Une progression en trois phases
Après avoir fortement progressé (+ 8 points) entre 1975 et 1985, le ratio entre dépenses publiques et PIB a connu une croissance plus modérée (+ 3,5 points) les quinze années suivantes, pour atteindre 57,7 % du PIB en 2010. Il a ensuite légèrement baissé (- 0,5 point) jusqu’en 2025, tout en connaissant de fortes variations annuelles. C’est ainsi qu’il a bondi de 55,3 % en 2019 à 61,7 % en 2020, lors de la pandémie de Covid-19.
Les prestations sociales, premières responsables
Sur les 11 points de hausse des dépenses publiques en pourcentage du PIB observés depuis cinquante ans, les prestations sociales, passées de 17,2 % du PIB en 1975 à 25,7 % en 2025, en expliquent à elles seules 8,5 points, relève François Ecalle.
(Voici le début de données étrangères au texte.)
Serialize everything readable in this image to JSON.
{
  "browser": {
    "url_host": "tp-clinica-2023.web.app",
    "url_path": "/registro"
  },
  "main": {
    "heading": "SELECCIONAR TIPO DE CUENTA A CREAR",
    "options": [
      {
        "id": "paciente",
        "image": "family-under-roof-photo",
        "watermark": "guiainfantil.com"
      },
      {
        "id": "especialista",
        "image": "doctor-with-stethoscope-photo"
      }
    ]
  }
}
De son côté, la masse salariale des administrations publiques est restée relativement stable au cours des cinq décennies, passant de 10,2 % du PIB en 1975 à 10,6 % du PIB en 2025, tandis que les subventions et autres transferts (aux entreprises, aux ménages et aux organisations internationales comme l’Union européenne) ont contribué à hauteur de 1,5 point environ à la progression globale des dépenses, passant de 5 % du PIB en 1975 à 6,4 % en 2025.
La charge des intérêts de la dette en dents de scie
Enfin, la charge des intérêts de la dette publique a connu depuis cinquante ans d’importantes fluctuations. Alors qu’elle ne représentait que 0,9 % du PIB en 1975, elle est montée pour s’élever à 3,6 % du PIB en 1996. « La baisse des taux d’intérêt l’a ensuite fait décroître jusqu’à 1,3 % en 2020, malgré la hausse de la dette », écrit François Ecalle. Elle augmente à nouveau depuis, et s’est établie à 2,2 % du PIB en 2025.